Investigating Suspicious SIP Check by macOS Application

This rule detects a macOS application bundle launching csrutil status and explicitly parsing for “enabled,” an uncommon behavior that often signals preflight environment checks. Attackers use this to confirm System Integrity Protection constraints before deciding whether to attempt persistence, injection, or privilege escalation, or to abort execution to avoid analysis.

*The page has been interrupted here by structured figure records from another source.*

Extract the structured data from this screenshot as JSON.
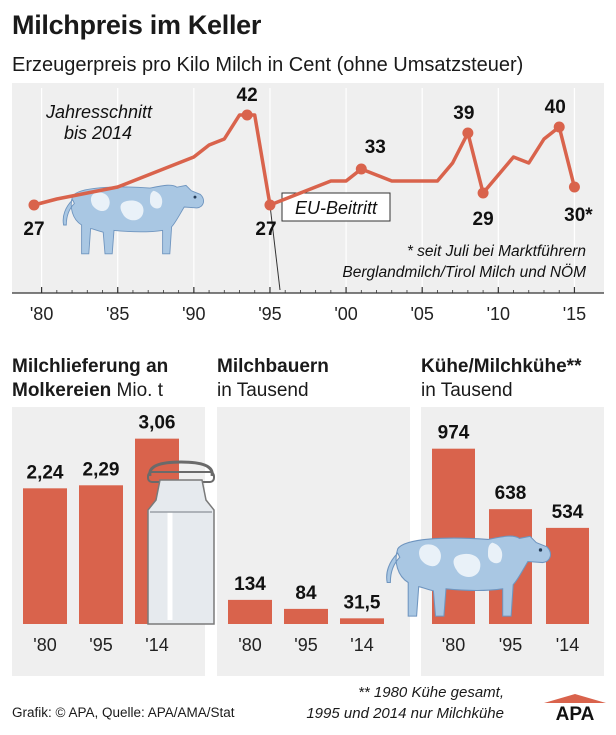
{
  "title": "Milchpreis im Keller",
  "subtitle": "Erzeugerpreis pro Kilo Milch in Cent (ohne Umsatzsteuer)",
  "colors": {
    "accent": "#d9634c",
    "cow": "#a9c7e3",
    "panel_bg": "#efefef",
    "grid": "#c8c8c8"
  },
  "chart_data": [
    {
      "type": "line",
      "title": "Erzeugerpreis pro Kilo Milch in Cent (ohne Umsatzsteuer)",
      "x_tick_labels": [
        "'80",
        "'85",
        "'90",
        "'95",
        "'00",
        "'05",
        "'10",
        "'15"
      ],
      "x_ticks": [
        1980,
        1985,
        1990,
        1995,
        2000,
        2005,
        2010,
        2015
      ],
      "xlim": [
        1979.5,
        2015.3
      ],
      "ylim": [
        20,
        45
      ],
      "series": [
        {
          "name": "Jahresschnitt bis 2014",
          "x": [
            1979.5,
            1981,
            1983,
            1985,
            1986,
            1987,
            1988,
            1989,
            1990,
            1991,
            1992,
            1993,
            1994,
            1995,
            1996,
            1997,
            1998,
            1999,
            2000,
            2001,
            2002,
            2003,
            2004,
            2005,
            2006,
            2007,
            2008,
            2009,
            2010,
            2011,
            2012,
            2013,
            2014,
            2015
          ],
          "y": [
            27,
            28,
            29,
            30,
            31,
            32,
            33,
            34,
            35,
            37,
            38,
            42,
            42,
            27,
            28,
            29,
            30,
            31,
            31,
            33,
            32,
            31,
            31,
            31,
            31,
            34,
            39,
            29,
            32,
            35,
            34,
            38,
            40,
            30
          ]
        }
      ],
      "point_labels": [
        {
          "x": 1979.5,
          "y": 27,
          "text": "27"
        },
        {
          "x": 1993.5,
          "y": 42,
          "text": "42"
        },
        {
          "x": 1995,
          "y": 27,
          "text": "27"
        },
        {
          "x": 2001,
          "y": 33,
          "text": "33"
        },
        {
          "x": 2008,
          "y": 39,
          "text": "39"
        },
        {
          "x": 2009,
          "y": 29,
          "text": "29"
        },
        {
          "x": 2014,
          "y": 40,
          "text": "40"
        },
        {
          "x": 2015,
          "y": 30,
          "text": "30*"
        }
      ],
      "annotation_series_label": [
        "Jahresschnitt",
        "bis 2014"
      ],
      "annotation_eu": "EU-Beitritt",
      "footnote": [
        "* seit Juli bei Marktführern",
        "Berglandmilch/Tirol Milch und NÖM"
      ]
    },
    {
      "type": "bar",
      "title": [
        "Milchlieferung an",
        "Molkereien",
        "Mio. t"
      ],
      "categories": [
        "'80",
        "'95",
        "'14"
      ],
      "values": [
        2.24,
        2.29,
        3.06
      ],
      "labels": [
        "2,24",
        "2,29",
        "3,06"
      ],
      "ylim": [
        0,
        3.5
      ]
    },
    {
      "type": "bar",
      "title": [
        "Milchbauern",
        "in Tausend"
      ],
      "categories": [
        "'80",
        "'95",
        "'14"
      ],
      "values": [
        134,
        84,
        31.5
      ],
      "labels": [
        "134",
        "84",
        "31,5"
      ],
      "ylim": [
        0,
        1000
      ]
    },
    {
      "type": "bar",
      "title": [
        "Kühe/Milchkühe**",
        "in Tausend"
      ],
      "categories": [
        "'80",
        "'95",
        "'14"
      ],
      "values": [
        974,
        638,
        534
      ],
      "labels": [
        "974",
        "638",
        "534"
      ],
      "ylim": [
        0,
        1000
      ]
    }
  ],
  "footnote2": [
    "** 1980 Kühe gesamt,",
    "1995 und 2014 nur Milchkühe"
  ],
  "credit": "Grafik: © APA, Quelle: APA/AMA/Stat",
  "logo": "APA"
}
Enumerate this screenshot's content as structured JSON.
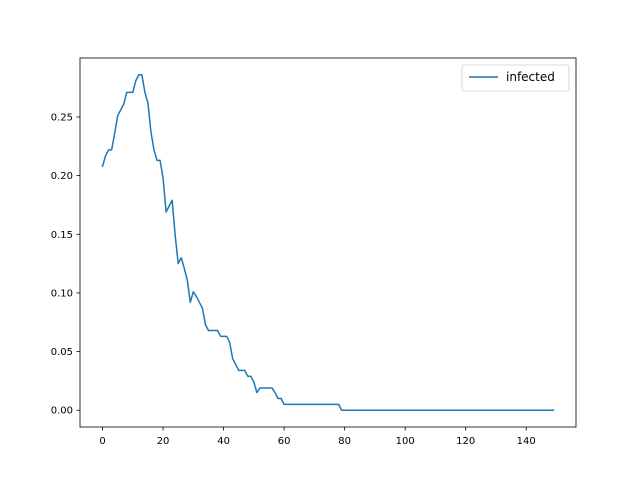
{
  "chart_data": {
    "type": "line",
    "title": "",
    "xlabel": "",
    "ylabel": "",
    "xlim": [
      -7.45,
      156.45
    ],
    "ylim": [
      -0.0143,
      0.3003
    ],
    "xticks": [
      0,
      20,
      40,
      60,
      80,
      100,
      120,
      140
    ],
    "yticks": [
      0.0,
      0.05,
      0.1,
      0.15,
      0.2,
      0.25
    ],
    "xtick_labels": [
      "0",
      "20",
      "40",
      "60",
      "80",
      "100",
      "120",
      "140"
    ],
    "ytick_labels": [
      "0.00",
      "0.05",
      "0.10",
      "0.15",
      "0.20",
      "0.25"
    ],
    "grid": false,
    "legend_position": "top-right",
    "series": [
      {
        "name": "infected",
        "color": "#1f77b4",
        "x": [
          0,
          1,
          2,
          3,
          4,
          5,
          6,
          7,
          8,
          9,
          10,
          11,
          12,
          13,
          14,
          15,
          16,
          17,
          18,
          19,
          20,
          21,
          22,
          23,
          24,
          25,
          26,
          27,
          28,
          29,
          30,
          31,
          32,
          33,
          34,
          35,
          36,
          37,
          38,
          39,
          40,
          41,
          42,
          43,
          44,
          45,
          46,
          47,
          48,
          49,
          50,
          51,
          52,
          53,
          54,
          55,
          56,
          57,
          58,
          59,
          60,
          61,
          62,
          63,
          64,
          65,
          66,
          67,
          68,
          69,
          70,
          71,
          72,
          73,
          74,
          75,
          76,
          77,
          78,
          79,
          80,
          149
        ],
        "y": [
          0.208,
          0.217,
          0.222,
          0.222,
          0.236,
          0.251,
          0.256,
          0.261,
          0.271,
          0.271,
          0.271,
          0.281,
          0.286,
          0.286,
          0.271,
          0.262,
          0.237,
          0.222,
          0.213,
          0.213,
          0.198,
          0.169,
          0.174,
          0.179,
          0.149,
          0.125,
          0.13,
          0.121,
          0.111,
          0.092,
          0.101,
          0.097,
          0.092,
          0.087,
          0.073,
          0.068,
          0.068,
          0.068,
          0.068,
          0.063,
          0.063,
          0.063,
          0.058,
          0.044,
          0.039,
          0.034,
          0.034,
          0.034,
          0.029,
          0.029,
          0.024,
          0.015,
          0.019,
          0.019,
          0.019,
          0.019,
          0.019,
          0.015,
          0.01,
          0.01,
          0.005,
          0.005,
          0.005,
          0.005,
          0.005,
          0.005,
          0.005,
          0.005,
          0.005,
          0.005,
          0.005,
          0.005,
          0.005,
          0.005,
          0.005,
          0.005,
          0.005,
          0.005,
          0.005,
          0.0,
          0.0,
          0.0
        ]
      }
    ]
  }
}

A common pattern is a trojanized app from a mounted disk image performing the SIP check immediately after first launch, then conditionally unpacking and running a secondary payload.

Possible investigation steps

  • Identify the initiating application bundle and validate its provenance by reviewing its code signature, notarization status, Team ID, and download origin (e.g., Gatekeeper quarantine attributes and DMG mount source).
  • Build a short timeline around the SIP check to see what executed next from the same parent chain (new processes, scripts, installers, or command interpreters) and whether execution diverged after reading “enabled.”
  • Inspect the app’s bundle contents and related file activity for dropped binaries, launch agents/daemons, login items, or modified plist files that indicate persistence or staged payload execution.
  • Look for follow-on discovery and defense-evasion behavior on the host (e.g., VM/sandbox checks, system profiling, security tool enumeration, permission prompts abuse) that would support a malware preflight workflow.
  • If suspicious, isolate the host and collect the app bundle, associated DMG, and execution artifacts for detonation and reverse engineering, then hunt for the same app hash/Team ID across the fleet.

False positive analysis

  • A legitimate enterprise-managed macOS application performing a preflight compatibility or supportability check may invoke csrutil status and look for “enabled” to decide whether to proceed with installing drivers, configuring system settings, or enabling features that require SIP-related constraints awareness.
  • A user-initiated security/compliance workflow from a GUI app (e.g., a system configuration, diagnostic, or remediation utility distributed as an .app from /Applications or a mounted volume) may run csrutil status and parse for “enabled” to display a health report or to gate remediation instructions without any malicious follow-on activity.

Response and remediation

  • Isolate the affected macOS host from the network and prevent further execution by quitting the initiating .app and blocking its bundle identifier/hash via MDM/EDR policy.
  • Acquire and preserve artifacts for analysis, including the full .app bundle, the originating DMG/ZIP (if launched from /Volumes), Gatekeeper quarantine metadata, and recent install logs to trace the download source and execution chain.
  • Eradicate by removing the suspicious application and any follow-on components it created (new LaunchAgents/LaunchDaemons, Login Items, cron entries, and dropped executables in user and system Library paths), then terminate any child processes spawned after the SIP check.
  • Recover by reinstalling trusted software from known-good sources, rotating credentials used on the host since the first execution, and monitoring for re-creation of persistence files or repeated csrutil status checks from application bundles.
  • Escalate to incident response if the app is unsigned/notarization-failed, originates from a mounted volume or user Downloads, or if post-check activity includes attempts to modify security settings, write to persistence locations, or launch interpreters like bash, zsh, python, or osascript.
  • Harden by enforcing only notarized/signed app execution (Gatekeeper/MDM restrictions), blocking untrusted apps from removable/mounted volumes, and deploying detections for app-bundled execution of csrutil and subsequent persistence creation.